| Extrait 
                    de Moyens d'Accès au Monde (Introduction 1 : Prélude 
                    en Réquiem) - Editions du Bord de l'Eau - 2005 "	
                    Dire avec Nietzsche et Heidegger que le fond même de 
                    la modernité procède du désert, c’est 
                    dire bien plus qu’une simple lamentation sur la décadence 
                    ou l’anéantissement du monde, l’écroulement 
                    d’une civilisation. Constater le désert est plus terrible et plus angoissant encore que de constater 
                    une réduction au néant. Car si l’Antiquité 
                    grecque disparaît pour faire place à l’Empire 
                    Romain, si la décadence romaine fait place au Christianisme, 
                    le désert, lui, ne fait plus place à rien. Au 
                    contraire, il occupe la place, la mobilise, la neutralise 
                    et cultive en son sein, dit Heidegger, « tout ce qui 
                    garrotte et tout ce qui empêche ». La culture 
                    de tout ce qui garrotte et de tout ce qui empêche est 
                    devenue aujourd’hui notre principale activité. Le désert nous surprend. Il se soustrait à notre 
                    compréhension. Car par l’effet d’une ruse, 
                    par sa complexité fluide et protée, il échappe 
                    à toute réduction théorique. Le désert 
                    nous déstabilise et esquive nos tentatives de pensée 
                    tout d’abord parce qu’il n’est pas désertique. 
                    Au contraire, en lui pullulent, sans cesse et par milliers, 
                    les objets, les idées, les fausses indignations et 
                    les révolutions mort-nées qui occupent et mobilisent 
                    l’espace.
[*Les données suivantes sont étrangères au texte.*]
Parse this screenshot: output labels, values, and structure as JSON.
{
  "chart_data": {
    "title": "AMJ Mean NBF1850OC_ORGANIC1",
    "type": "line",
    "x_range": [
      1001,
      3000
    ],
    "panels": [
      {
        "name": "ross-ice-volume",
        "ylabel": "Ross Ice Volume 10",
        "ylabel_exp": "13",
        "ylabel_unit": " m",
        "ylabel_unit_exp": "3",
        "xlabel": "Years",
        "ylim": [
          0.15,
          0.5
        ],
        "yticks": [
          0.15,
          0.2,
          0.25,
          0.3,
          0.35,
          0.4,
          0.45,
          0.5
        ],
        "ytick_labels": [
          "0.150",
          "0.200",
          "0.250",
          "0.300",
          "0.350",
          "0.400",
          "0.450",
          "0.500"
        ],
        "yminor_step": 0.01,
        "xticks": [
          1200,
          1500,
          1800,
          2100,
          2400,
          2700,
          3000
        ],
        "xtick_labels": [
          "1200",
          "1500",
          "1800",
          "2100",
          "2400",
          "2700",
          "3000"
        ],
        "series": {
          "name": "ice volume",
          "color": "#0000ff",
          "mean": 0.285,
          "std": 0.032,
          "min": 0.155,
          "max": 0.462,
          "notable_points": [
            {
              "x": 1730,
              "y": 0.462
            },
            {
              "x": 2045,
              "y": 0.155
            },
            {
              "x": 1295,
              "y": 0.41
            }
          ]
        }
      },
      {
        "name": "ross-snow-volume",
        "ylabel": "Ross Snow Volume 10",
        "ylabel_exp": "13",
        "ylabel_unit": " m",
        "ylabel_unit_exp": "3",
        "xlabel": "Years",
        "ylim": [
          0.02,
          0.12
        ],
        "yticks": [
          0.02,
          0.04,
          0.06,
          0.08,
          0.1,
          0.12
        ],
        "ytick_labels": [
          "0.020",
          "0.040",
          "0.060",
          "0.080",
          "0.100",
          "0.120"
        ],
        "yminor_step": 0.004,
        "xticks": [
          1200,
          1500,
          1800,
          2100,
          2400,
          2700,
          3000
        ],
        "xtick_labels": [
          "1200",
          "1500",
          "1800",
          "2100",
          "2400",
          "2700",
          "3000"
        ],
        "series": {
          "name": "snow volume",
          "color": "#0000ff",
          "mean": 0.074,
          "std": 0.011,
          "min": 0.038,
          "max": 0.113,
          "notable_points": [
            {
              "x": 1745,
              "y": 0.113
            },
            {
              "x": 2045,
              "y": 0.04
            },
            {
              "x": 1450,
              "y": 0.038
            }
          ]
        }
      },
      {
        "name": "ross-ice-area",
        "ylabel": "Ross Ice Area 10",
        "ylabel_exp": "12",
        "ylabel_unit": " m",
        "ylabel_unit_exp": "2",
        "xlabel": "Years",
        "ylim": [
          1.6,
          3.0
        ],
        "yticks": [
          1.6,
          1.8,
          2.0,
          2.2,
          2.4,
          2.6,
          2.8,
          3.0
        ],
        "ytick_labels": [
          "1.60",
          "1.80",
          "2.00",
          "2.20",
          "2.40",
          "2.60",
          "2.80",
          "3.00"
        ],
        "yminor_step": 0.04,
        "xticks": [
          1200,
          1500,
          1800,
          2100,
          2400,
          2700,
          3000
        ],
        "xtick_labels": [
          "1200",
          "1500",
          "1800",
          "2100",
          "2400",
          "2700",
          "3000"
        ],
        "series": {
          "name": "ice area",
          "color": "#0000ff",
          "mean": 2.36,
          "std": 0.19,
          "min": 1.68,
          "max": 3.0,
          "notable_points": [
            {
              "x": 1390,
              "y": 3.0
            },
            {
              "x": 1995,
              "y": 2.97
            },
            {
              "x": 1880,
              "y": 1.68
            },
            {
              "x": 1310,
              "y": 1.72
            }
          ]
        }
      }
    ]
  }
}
Le désert dont parlent Nietzsche et 
                    Heidegger – le premier sous la forme d’un cri, 
                    le second sous la forme d’une méditation – 
                    est le même désert qui par une ironie grinçante 
                    produit aujourd’hui, dans un affairement qui participe 
                    à son extension, un nombre infini de thèses, 
                    de colloques et d’articles consacrés précisément 
                    à Nietzsche et à Heidegger, assurant ainsi que 
                    leur parole authentique soit à jamais dissoute dans 
                    un flot de paroles frelatées. L’avenir de Martin 
                    Heidegger est à n’en pas douter dans la production 
                    de sujets de thèses, celui de Nietzsche – qui 
                    paiera son lyrisme – est dans la publicité.
 Le désert ensuite nous surprend parce qu’il nous 
                    intègre. Nous, cela veut dire tous les hommes, tout 
                    ce que nous aimons, nos sourires d’enfants, nos plus 
                    purs enthousiasmes et jusqu’à ces lignes mêmes. 
                    C’est pourquoi il est particulièrement difficile 
                    de prononcer une parole sur le désert et « d’en 
                    haut », puisque nous sommes en vérité 
                    toujours dans le désert et en « en bas ». 
                    Le caractère désertique de notre époque 
                    est aujourd’hui si dense qu’il transforme toute 
                    parole positive ou négative, authentique ou frelatée, 
                    y compris celle tenue au sujet du désert lui-même, 
                    en une momerie ridicule dont on peut faire après huit 
                    jours, des conférences-débats, des objets publicitaires 
                    ou n’importe quoi d’autre.